Le film Emmanuelle est sorti il y 50 ans, au début de l’été 1974. Derrière le film érotique à succès, il y a un mystère : est-ce un film sur la libération des femmes ou sur la carcan patriarcal ? Cette question paradoxale pour un film sur la libération sexuelle reste un mystère à expliquer
Mais en faveur d’une vision plus masculine, il y a une intrigue où hommes et femmes s’inscrivent dans des rôles et une sexualité prédéfinis fondés sur une relation dominant-dominé assez classique. Surtout il semble que le roman ait été écrit à 4 mains avec le mari de la romancière, voir selon certains témoignages par lui seul qui aurait utilisé sa femme de 19 ans alors pour protéger sa carrière de diplomate à Bangkok, justement la profession de Jean, le mari que vient retrouver Emmanuelle dans le roman/film.

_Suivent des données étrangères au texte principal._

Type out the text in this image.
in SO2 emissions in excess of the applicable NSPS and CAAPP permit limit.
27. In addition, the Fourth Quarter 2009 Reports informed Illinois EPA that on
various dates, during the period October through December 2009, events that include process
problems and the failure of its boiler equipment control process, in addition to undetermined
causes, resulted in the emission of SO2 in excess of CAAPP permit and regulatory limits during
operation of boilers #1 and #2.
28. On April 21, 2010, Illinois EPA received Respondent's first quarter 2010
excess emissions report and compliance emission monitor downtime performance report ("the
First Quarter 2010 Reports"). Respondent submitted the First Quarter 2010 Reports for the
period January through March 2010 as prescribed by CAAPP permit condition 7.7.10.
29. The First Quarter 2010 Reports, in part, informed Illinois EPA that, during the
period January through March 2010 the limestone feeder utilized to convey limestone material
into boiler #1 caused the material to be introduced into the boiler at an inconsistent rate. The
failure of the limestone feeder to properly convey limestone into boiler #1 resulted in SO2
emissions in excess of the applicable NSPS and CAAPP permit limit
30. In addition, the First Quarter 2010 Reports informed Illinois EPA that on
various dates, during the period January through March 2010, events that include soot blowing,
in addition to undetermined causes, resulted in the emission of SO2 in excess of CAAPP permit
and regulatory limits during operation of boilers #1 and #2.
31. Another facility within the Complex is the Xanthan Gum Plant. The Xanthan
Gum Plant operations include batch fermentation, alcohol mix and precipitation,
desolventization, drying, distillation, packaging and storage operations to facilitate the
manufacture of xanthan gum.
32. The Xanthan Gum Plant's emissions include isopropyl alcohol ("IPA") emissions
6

Le film Emmanuelle aurait dû être interdit à cause de la censure. Mais la mort du Président Pompidou conduit au changement du ministre de la culture et à une politique des mœurs plus laxiste. Emmanuelle peut sortir en version intégrale pour devenir le plus grand succès de la décennie (près de 9 millions d’entrées sur 11 ans) et un triomphe à l’international. C’est une porte qui s’ouvre : l’année suivante, les films pornographiques représenteront 1 entrée sur 5 à Paris. Il faudra à nouveau réguler.
Derrière le film, il y a l’intuition d’un jeune notaire ambitieux, Yves Rousset-Rouard, qui chercha à devenir producteur en s’inspirant du succès du Dernier tango à Paris, drame érotique avec Marlon Brando. Il imagina pouvoir confier à l’acteur américain le rôle de Mario, mais dû se contenter d’Alain Cluny bien connu aussi des cinéphiles notamment pour son rôle dans les visiteurs du soir de Marcel Carné.
Ayant peu d’argent, il recruta un photographe de mode et réalisateur de documentaires, Just Jaeckin, qui n’avait encore jamais fait de film. C’est à la télévision que celui-ci repère un illustrateur sonore inconnu à qui il confie la musique, Pierre Bachelet, dont le succès de la bande originale lancera sa belle carrière dans la variété française.
Quant au rôle principal, il revint à Sylvia Kristel, jeune mannequin hollandais également débutante. Celle-ci eut beaucoup de mal à se défaire de ce rôle (malgré sa prestation dans Alice ou la dernière fugue de Claude Chabrol). Si le personnage d’Emmanuelle contribua à la libération des femmes, il eu pour effet au contraire d’enfermer son actrice principale.
Et le producteur ? Grâce à ce succès, il entreprit de produire une pièce, puis un film écrit par son neveu, Christian Clavier, avec des copains de théâtre : les Bronzés. Avant de devenir député.